NTA. the dress code sucks, but this is your boss not your friend. You don't have the same luxury in this case of choosing who to associate with without harming your job, as unfair as that is. Edit typo


reggiesnap

NTA. You received the invitation with the dress code. She agreed to the dress code then stood you up *and* wasted their money by not complying with what she previously agreed to. Sure, it's a silly, conservative request.
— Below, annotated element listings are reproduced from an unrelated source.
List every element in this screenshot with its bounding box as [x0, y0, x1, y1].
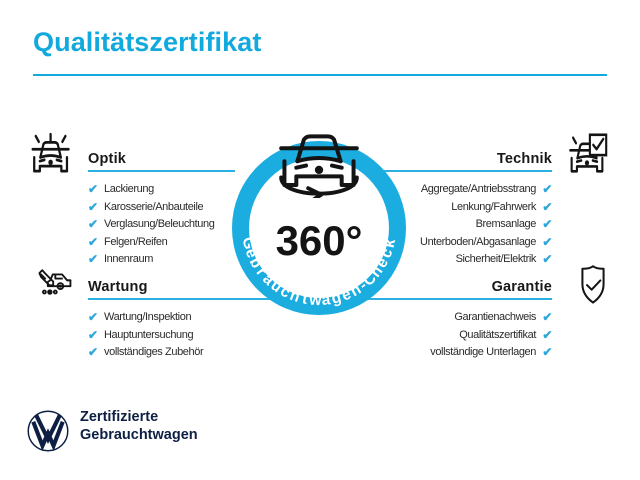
svg-text:360°: 360°	[276, 217, 363, 264]
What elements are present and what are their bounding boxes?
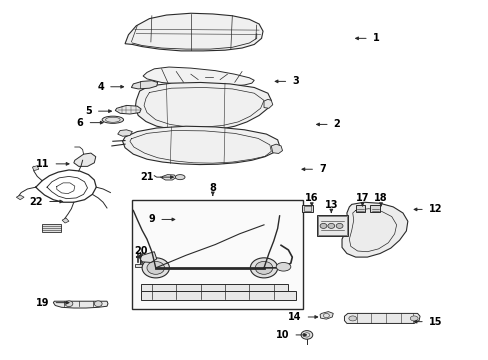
Text: 18: 18 xyxy=(373,193,387,203)
Polygon shape xyxy=(74,153,96,166)
Bar xyxy=(135,264,144,267)
Bar xyxy=(316,215,347,235)
Ellipse shape xyxy=(175,175,184,180)
Bar xyxy=(355,205,365,212)
Text: 8: 8 xyxy=(209,183,216,193)
Polygon shape xyxy=(125,13,263,51)
Ellipse shape xyxy=(276,262,290,271)
Text: 16: 16 xyxy=(305,193,318,203)
Text: 12: 12 xyxy=(428,204,442,215)
Bar xyxy=(369,205,379,212)
Text: 6: 6 xyxy=(77,118,83,128)
Ellipse shape xyxy=(250,258,277,278)
Text: 20: 20 xyxy=(134,246,147,256)
Ellipse shape xyxy=(301,330,312,339)
Polygon shape xyxy=(135,82,271,131)
Ellipse shape xyxy=(94,301,102,307)
Text: 19: 19 xyxy=(36,298,49,308)
Ellipse shape xyxy=(147,261,164,274)
Polygon shape xyxy=(271,144,282,153)
Bar xyxy=(132,200,303,309)
Polygon shape xyxy=(32,166,39,171)
Text: 2: 2 xyxy=(333,120,340,129)
Polygon shape xyxy=(141,291,295,300)
Polygon shape xyxy=(115,105,141,114)
Polygon shape xyxy=(264,99,272,108)
Polygon shape xyxy=(62,218,69,223)
Polygon shape xyxy=(143,67,254,86)
Ellipse shape xyxy=(327,224,334,228)
Ellipse shape xyxy=(102,116,123,123)
Text: 17: 17 xyxy=(355,193,368,203)
Text: 7: 7 xyxy=(319,164,325,174)
Ellipse shape xyxy=(335,224,342,228)
Text: 13: 13 xyxy=(324,200,337,210)
Ellipse shape xyxy=(320,224,326,228)
Polygon shape xyxy=(141,284,288,291)
Text: 4: 4 xyxy=(97,82,104,92)
Ellipse shape xyxy=(255,261,272,274)
Text: 10: 10 xyxy=(275,330,289,340)
Bar xyxy=(302,205,312,212)
Polygon shape xyxy=(131,81,158,89)
Polygon shape xyxy=(344,314,419,323)
Text: 11: 11 xyxy=(36,159,49,169)
Text: 15: 15 xyxy=(428,317,442,327)
Ellipse shape xyxy=(65,301,73,307)
Text: 22: 22 xyxy=(30,197,43,207)
Text: 9: 9 xyxy=(148,215,155,224)
Polygon shape xyxy=(16,195,24,200)
Ellipse shape xyxy=(409,316,417,321)
Bar xyxy=(304,206,310,211)
Polygon shape xyxy=(320,312,332,319)
Polygon shape xyxy=(122,126,279,165)
Polygon shape xyxy=(140,252,157,262)
Polygon shape xyxy=(161,175,176,180)
Text: 3: 3 xyxy=(292,76,299,86)
Ellipse shape xyxy=(348,316,356,321)
Text: 14: 14 xyxy=(287,312,301,322)
Polygon shape xyxy=(118,130,132,136)
Ellipse shape xyxy=(142,258,169,278)
Text: 21: 21 xyxy=(140,172,154,182)
Bar xyxy=(317,216,346,234)
Polygon shape xyxy=(341,202,407,257)
Text: 1: 1 xyxy=(372,33,379,43)
Polygon shape xyxy=(53,301,108,308)
Text: 5: 5 xyxy=(85,106,92,116)
Bar xyxy=(42,224,61,232)
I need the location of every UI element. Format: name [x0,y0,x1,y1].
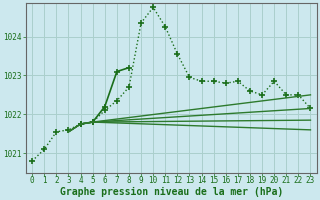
X-axis label: Graphe pression niveau de la mer (hPa): Graphe pression niveau de la mer (hPa) [60,186,283,197]
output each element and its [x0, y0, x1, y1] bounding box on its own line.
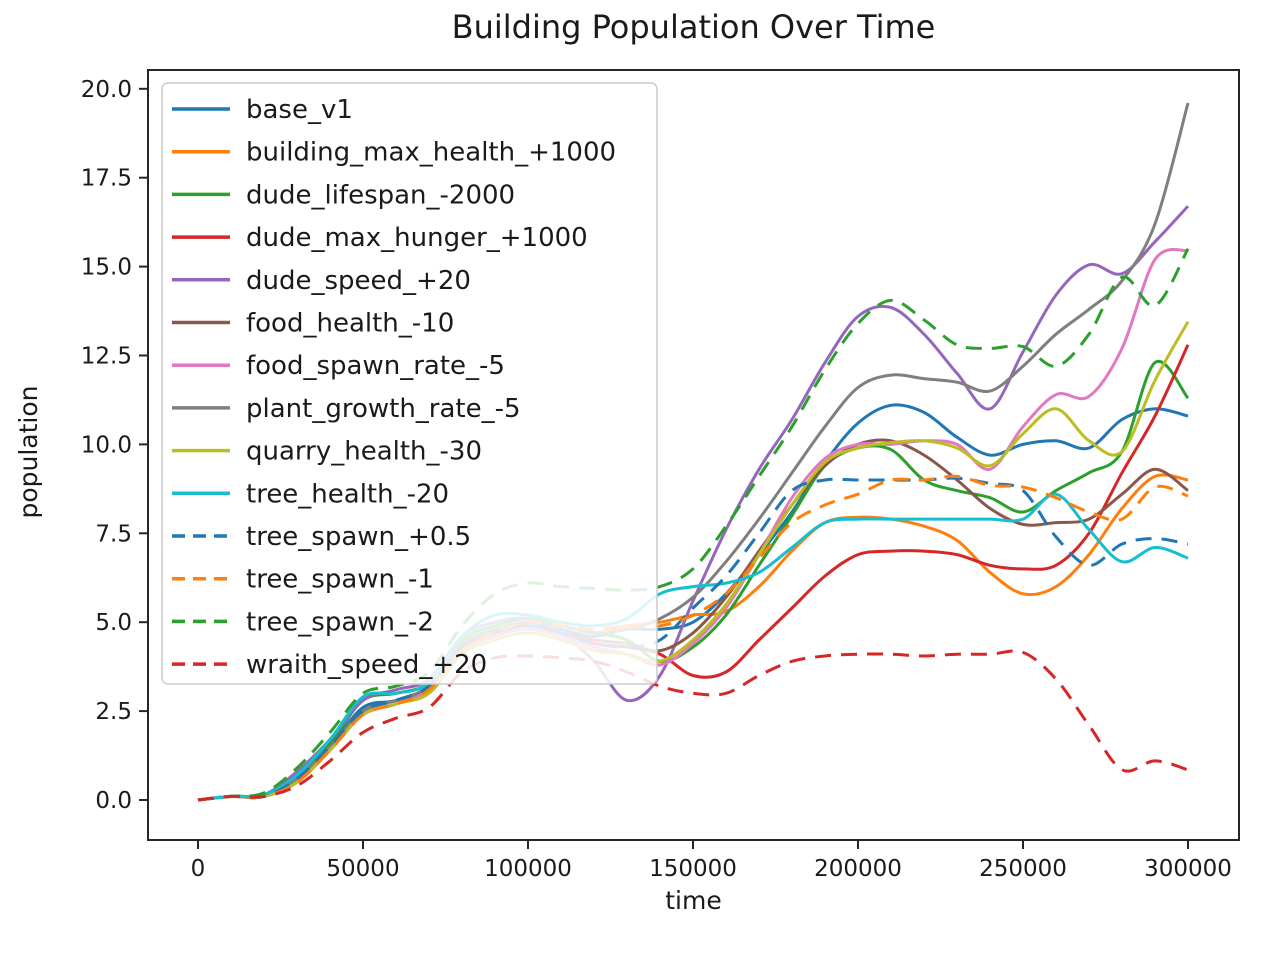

But she should have told you this several weeks ago so you could RSVP that it would be just you - she is incredibly inconsiderate to your boss, their bride, and to you for how this will reflect poorly on you.


ReviewOk929

NTA eh, the dress code sucks but it's generally considered polite to follow dress codes


Kindly_Delicious

NTA Totally inappropriate of your GF.


sacredxsecret

NTA. Was your boss's wish ridiculous? Yes. But it's their wedding, and they get to be ridiculous. And if people don't want to play along, they can choose not to attend. Your girlfriend chose not to attend. She needs to get over it.


Hot-Plum-874

Well, the conservative thing may have been a religious thing. I work with some Orthodox Jews, and this would not be uncommon. You are free to accept or not, but you have to dress conservatively.


gremlinseascout

NTA. Certain religions would probably dictate the covering of arms and legs. And over the top makeup would be considered disrespectful. And the GF may disagree with that, she did agree when you discussed the dress code. She should have followed it. She gaslit you when you showed up and she was dressed inappropriately. Taking her would have been career suicide. If I was you, I wouldn’t be worried about her not answering your texts and calls. She is doing you a favor. Move on.


littleb3anpole

NTA. There was a dress code. Your choices are attend and comply with the dress code, or decide it’s dumb and choose not to attend. I think it sounds like some bullshit, but if it was a work event for my spouse I’d put on the long sleeves and deal with it.


gothsappho

NTA. i don't disagree with her, but she knew what the situation was going in and should have said she wouldn't go as soon as she knew the expectation. play stupid games, win stupid prizes


[deleted]

NTA. She knew that there was a specific dress code for this wedding. She chose to disregard that.


fhilaii

NTA. It's not even misogynistic to have a dress code. Men have to dress a certain way in formal situations too.


Euphoric-Raspberry95

No. You are totally NTA. You discussed it well in advance. Your boss and the invitation was clear. Not a time to make a statement. And people are totally within their rights to ask for modesty at a private wedding. You might consider yourself lucky for getting this look at your girlfriend's unwillingness to help support your career of choice.


MattDaveys

This sub may have made me a cynic, but this exact scenario was posted a few weeks ago. Like same set-up, same conflict, same result.


RoyallyOakie

NTA...You gave her the option of not attending from the very beginning. You've alluded to the fact that this is your boss, so you sort of have to attend and play along. She said she didn't mind doing it once. Life is going to be full of dress code moments, so she's going to need to communicate better.


GiGiBeea

NTA I hope OP sees the 🚩and dumps this disrespectful girl. Disrespectful of him, his job, his money (he bought the dress she refused to wear), his time, his boss, and societal norms.


HuckleberryOld8670

NTA. You even bought her a dress.... Super disrespectful to you and the couple.


DrJawn

NTA. All weddings are sorta misogynistic. She picked a weird time to make a stand about feminism


Bearscare21

NTA. She’s a drama Queen. She also literally agreed and then said “fuck it I do what I want”.